Folha de S. Paulo


Famílias decidem ocultar de doente que ele tem alzheimer

Aos 57 anos, o executivo Walter começou a esquecer. No início, nomes, datas, chaves e compromissos. Por fim, perdeu o rumo de casa.

Hoje, aos 60, não sai sozinho, não dirige e não administra os negócios. A família sabe que Walter tem o mal de Alzheimer. Ele não.

Leia dois depoimentos aqui e aqui de casos de famílias que decidiram ou não contar aos pacientes que tinham alzheimer.

Diferentemente do que acontece nos EUA e em países da Europa, no Brasil a tendência de médicos e de familiares é poupar o paciente da notícia do alzheimer, mesmo se ele ainda é capaz de compreender o problema.

Estudo da Abraz (Associação Brasileira de Alzheimer) com 104 cuidadores revela que 56% deles não contam sobre a doença ao familiar. Mas, ao mesmo tempo, 88% dizem que gostariam de saber se fossem eles o doente.

Entre os argumentos dos familiares para omitir o diagnóstico estão a crença de que a revelação não fará diferença –já que ele vai esquecer mesmo– e o medo de que a informação cause mais prejuízo do que benefício.

Adriano Vizoni/Folhapress
Retrato da odontopediatra Eduarda Moraes (dir) com sua mãe Blides Chagas Mendes, que tem alzheimer
Retrato da odontopediatra Eduarda Moraes (dir) com sua mãe Blides Chagas Mendes, que tem alzheimer

No filme "Para Sempre Alice", que estreia nos cinemas brasileiros nesta sexta (13), a personagem interpretada pela atriz Julianne Moore procura o médico por suspeitar de esquecimentos frequentes e recebe o diagnóstico aos 50 anos –menos de 5% dos casos se manifestam antes dos 65 anos.

Recente revisão de 23 artigos científicos sobre demência, com um total de 9.065 pessoas ouvidas, mostra que 90% delas querem ser informadas sobre o diagnóstico.

O neurologista Rodrigo Rizek Schultz, coordenador do ambulatório de demência da Unifesp (Universidade Federal de São Paulo) e diretor científico da Abraz, defende que a revelação pode favorecer a adesão do paciente ao tratamento.

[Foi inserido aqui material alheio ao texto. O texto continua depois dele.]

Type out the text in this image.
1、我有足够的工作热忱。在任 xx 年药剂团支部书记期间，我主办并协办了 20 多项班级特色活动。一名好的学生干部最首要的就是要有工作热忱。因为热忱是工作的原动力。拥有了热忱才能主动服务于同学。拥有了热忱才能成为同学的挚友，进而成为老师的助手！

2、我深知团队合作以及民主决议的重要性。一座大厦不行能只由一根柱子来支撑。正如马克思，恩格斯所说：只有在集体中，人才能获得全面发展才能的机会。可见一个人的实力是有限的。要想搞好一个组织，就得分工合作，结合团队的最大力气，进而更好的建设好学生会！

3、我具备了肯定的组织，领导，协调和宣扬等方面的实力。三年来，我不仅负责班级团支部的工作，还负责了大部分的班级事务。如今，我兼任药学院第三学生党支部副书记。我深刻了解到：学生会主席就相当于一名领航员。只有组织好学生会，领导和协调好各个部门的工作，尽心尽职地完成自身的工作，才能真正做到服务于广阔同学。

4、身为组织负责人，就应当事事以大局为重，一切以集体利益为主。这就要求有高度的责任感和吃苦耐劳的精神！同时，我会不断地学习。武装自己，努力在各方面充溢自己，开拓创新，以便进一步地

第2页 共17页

"Ele precisa saber que, com a ajuda dos medicamentos e outras terapias, é possível retardar o avanço da doença e ter mais controle sobre os sintomas. Se não souber disso, não seguirá a orientação médica mesmo que a família queira."

Outro benefício da revelação é permitir que o doente tome decisões importantes antes de perder a autonomia.

"Ele poderá decidir se ficará em casa com cuidador ou numa casa de repouso ou ainda nomear alguém para cuidar das finanças", diz a psicóloga Fernanda Gouveia, professora da PUC-SP.

Mas, para ela, revelar ou não o diagnóstico de alzheimer depende muito do perfil do paciente. "São poucos os que perguntam. A maioria desconfia, mas tem medo de receber a informação."

Após ouvir cinco médicos, a família de Walter decidiu não contar a ele sobre a sua condição. "[Os médicos] disseram que seria um estresse desnecessário para ele e que não mudaria em nada a situação", diz o filho Daniel, 31, que prefere não dar o sobrenome.

Segundo Schultz, de uma forma geral, os médicos brasileiros não têm o hábito de revelar o diagnóstico ao paciente. "Se ele pergunta, é nossa obrigação contar. Mas a tendência é deixar nas mãos da família a decisão de contar ou não."

Para o presidente do Cremesp (Conselho Regional de Medicina), Bráulio Luna Filho, a postura é mais resultado da cultura latina. "Entre os anglo-saxões, essa questão não existe."

Do ponto vista ético, segundo ele, a recomendação é que o médico avalie o impacto da informação e prepare o paciente para recebê-la.
"Se perceber que ele não tem estrutura para entender ou aceitar, deve procurar a pessoa mais próxima. Ele não pode omitir informação relevante ao paciente."

Para Schultz, essa é uma questão que ganha importância porque a tendência é o alzheimer ser diagnosticado cada vez mais precocemente.

Nos consultórios particulares, 70% dos casos estão em estágios iniciais. Isso possibilita intervenções (uso de remédios e de treino físico e cognitivo) o que permite que a doença tenha uma progressão mais lenta.